The two barristers are both annoyed to know that both their clients deceived them, but they realise that they are in love.

==Cast==
- Michael Craig as Tony Stevens
- Mary Peach as Frances Pilbright
- Brenda De Banzie as Gladys Worthing (Pudney)
- James Robertson Justice as Mr. Justice Haddon
- Roland Culver as Sir John Pilbright
- Liz Fraser as Pearl Hoskins
- Ron Moody as Sidney (Sid) Pudney
- Jameson Clark as George Lockwood
- Charles Heslop as Peebles
- Bill Kerr as Victor, club owner
- Nicholas Phipps as Sutcliffe
- Joan Sims as Gale Tornado
- John Standing as Hubert Shannon
- Amanda Barrie as exotic dancer (snake)
- Judy Carne as exotic dancer (maid)
- Barbara Ferris as Gloria Lockwood
- Myrtle Reed as barmaid
- Terry Scott as policeman at law courts
- Graham Stark as police witness
- Ronnie Stevens as hotel under-manager
- Michael Ward as Judge Haddon's assistant (uncredited)
- Geoffrey Denton as the court usher (uncredited)

==Production==
It was Michael Craig's fifth film for Box and Thomas and the last movie he did under his contract with Rank.
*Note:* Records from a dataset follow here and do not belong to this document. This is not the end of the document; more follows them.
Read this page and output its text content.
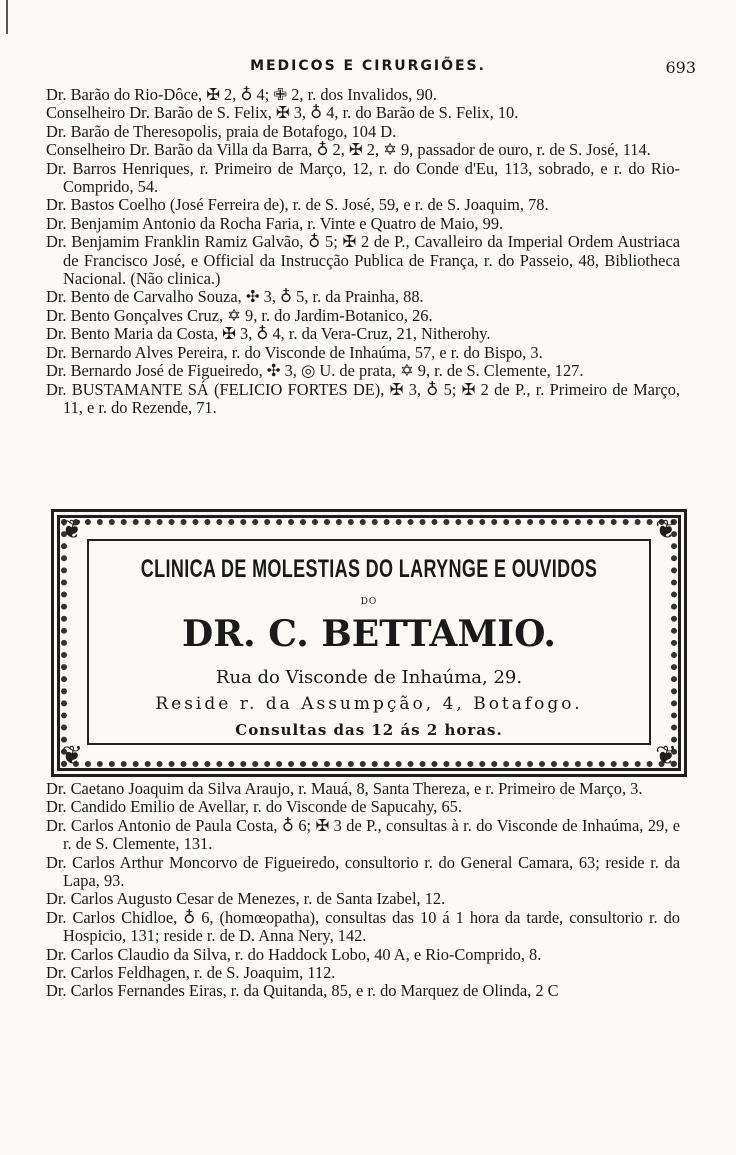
MEDICOS E CIRURGIÕES.	693
Dr. Barão do Rio-Dôce, ✠ 2, ♁ 4; ✙ 2, r. dos Invalidos, 90.
Conselheiro Dr. Barão de S. Felix, ✠ 3, ♁ 4, r. do Barão de S. Felix, 10.
Dr. Barão de Theresopolis, praia de Botafogo, 104 D.
Conselheiro Dr. Barão da Villa da Barra, ♁ 2, ✠ 2, ✡ 9, passador de ouro, r. de S. José, 114.
Dr. Barros Henriques, r. Primeiro de Março, 12, r. do Conde d'Eu, 113, sobrado, e r. do Rio-Comprido, 54.
Dr. Bastos Coelho (José Ferreira de), r. de S. José, 59, e r. de S. Joaquim, 78.
Dr. Benjamim Antonio da Rocha Faria, r. Vinte e Quatro de Maio, 99.
Dr. Benjamim Franklin Ramiz Galvão, ♁ 5; ✠ 2 de P., Cavalleiro da Imperial Ordem Austriaca de Francisco José, e Official da Instrucção Publica de França, r. do Passeio, 48, Bibliotheca Nacional. (Não clinica.)
Dr. Bento de Carvalho Souza, ✣ 3, ♁ 5, r. da Prainha, 88.
Dr. Bento Gonçalves Cruz, ✡ 9, r. do Jardim-Botanico, 26.
Dr. Bento Maria da Costa, ✠ 3, ♁ 4, r. da Vera-Cruz, 21, Nitherohy.
Dr. Bernardo Alves Pereira, r. do Visconde de Inhaúma, 57, e r. do Bispo, 3.
Dr. Bernardo José de Figueiredo, ✣ 3, ◎ U. de prata, ✡ 9, r. de S. Clemente, 127.
Dr. BUSTAMANTE SÁ (FELICIO FORTES DE), ✠ 3, ♁ 5; ✠ 2 de P., r. Primeiro de Março, 11, e r. do Rezende, 71.
❦	❦
❦	❦
CLINICA DE MOLESTIAS DO LARYNGE E OUVIDOS
DO
DR. C. BETTAMIO.
Rua do Visconde de Inhaúma, 29.
Reside r. da Assumpção, 4, Botafogo.
Consultas das 12 ás 2 horas.
Dr. Caetano Joaquim da Silva Araujo, r. Mauá, 8, Santa Thereza, e r. Primeiro de Março, 3.
Dr. Candido Emilio de Avellar, r. do Visconde de Sapucahy, 65.
Dr. Carlos Antonio de Paula Costa, ♁ 6; ✠ 3 de P., consultas à r. do Visconde de Inhaúma, 29, e r. de S. Clemente, 131.
Dr. Carlos Arthur Moncorvo de Figueiredo, consultorio r. do General Camara, 63; reside r. da Lapa, 93.
Dr. Carlos Augusto Cesar de Menezes, r. de Santa Izabel, 12.
Dr. Carlos Chidloe, ♁ 6, (homœopatha), consultas das 10 á 1 hora da tarde, consultorio r. do Hospicio, 131; reside r. de D. Anna Nery, 142.
Dr. Carlos Claudio da Silva, r. do Haddock Lobo, 40 A, e Rio-Comprido, 8.
Dr. Carlos Feldhagen, r. de S. Joaquim, 112.
Dr. Carlos Fernandes Eiras, r. da Quitanda, 85, e r. do Marquez de Olinda, 2 C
He called it "a dismal comedy" in which he and Mary Peach "did our best but the material was pretty thin and in spite of some extraordinary overacting by Ron Moody... and Brenda de Banzie, there weren't many laughs."

== Critical reception ==
The Monthly Film Bulletin wrote: "The film pokes some broad and clumsy fun at the expense of the legal profession along highly stagy lines; the set piece of the court scene takes up a third of the film, and is laboured in the extreme. Ralph Thomas's heavy-handed touch is most evident in his direction of Mary Peach and Michel Craig, stiff and uninteresting as the two legal innocents at court."

The Radio Times Guide to Films gave the film 2/5 stars, writing: "This tepid comedy falls flat for the simple reason that feuding barristers Michael Craig and Mary Peach just don't click. Not only is the romantic banter very poor, but there is also none of the knowing courtroom comedy that made the Boulting brothers' Brothers in Law so enjoyable. James Robertson-Justice contributes some bullish support, but this just isn't funny enough."

Filmink called it "a sort of British Adam's Rib."